Re: Verbal noun, verbnoun, deverbal noun, gerund, infinitive
|From:||Philip Newton <philip.newton@...>|
|Date:||Thursday, October 25, 2007, 8:51|
On 10/24/07, R A Brown <ray@...> wrote:
> The terms 'infinitive' and 'gerund', however, are rather more language
> specific - tho IMO this should not be so much a question of a speaker's
> L1 as of the language one is speaking about. Although infinitives are
> common, not all languages have them, nor do they behave exactly the same
> in all languages.
That reminds me of the time I learned that Modern Greek has infinitives.
Turned out that (as you said) they behave differently from what I was
expecting an infinitive to do (or from what those forms called
"infinitives" in Ancient Greek did).
(They're used to form the perfect, btw, where English - for example -
would use a past participle.
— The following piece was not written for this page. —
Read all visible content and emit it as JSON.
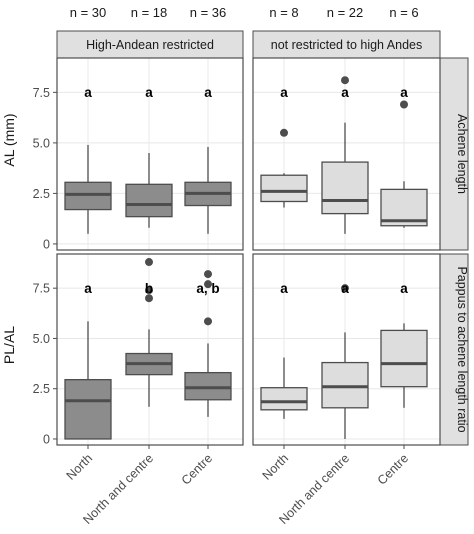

For example, "I have never eaten fish" =
"Δεν έχω ποτέ φάει ψάρι", with φάει "eaten"(?) being the
infinitive of τρώω "eat". Morphologically, they look the same as the
third person singular "aorist subjunctive" -- the form used, for
example, after the future marker θα in perfective-aspect phrases --,
though I'm told that it derives from the AG infinitive in -ειν.)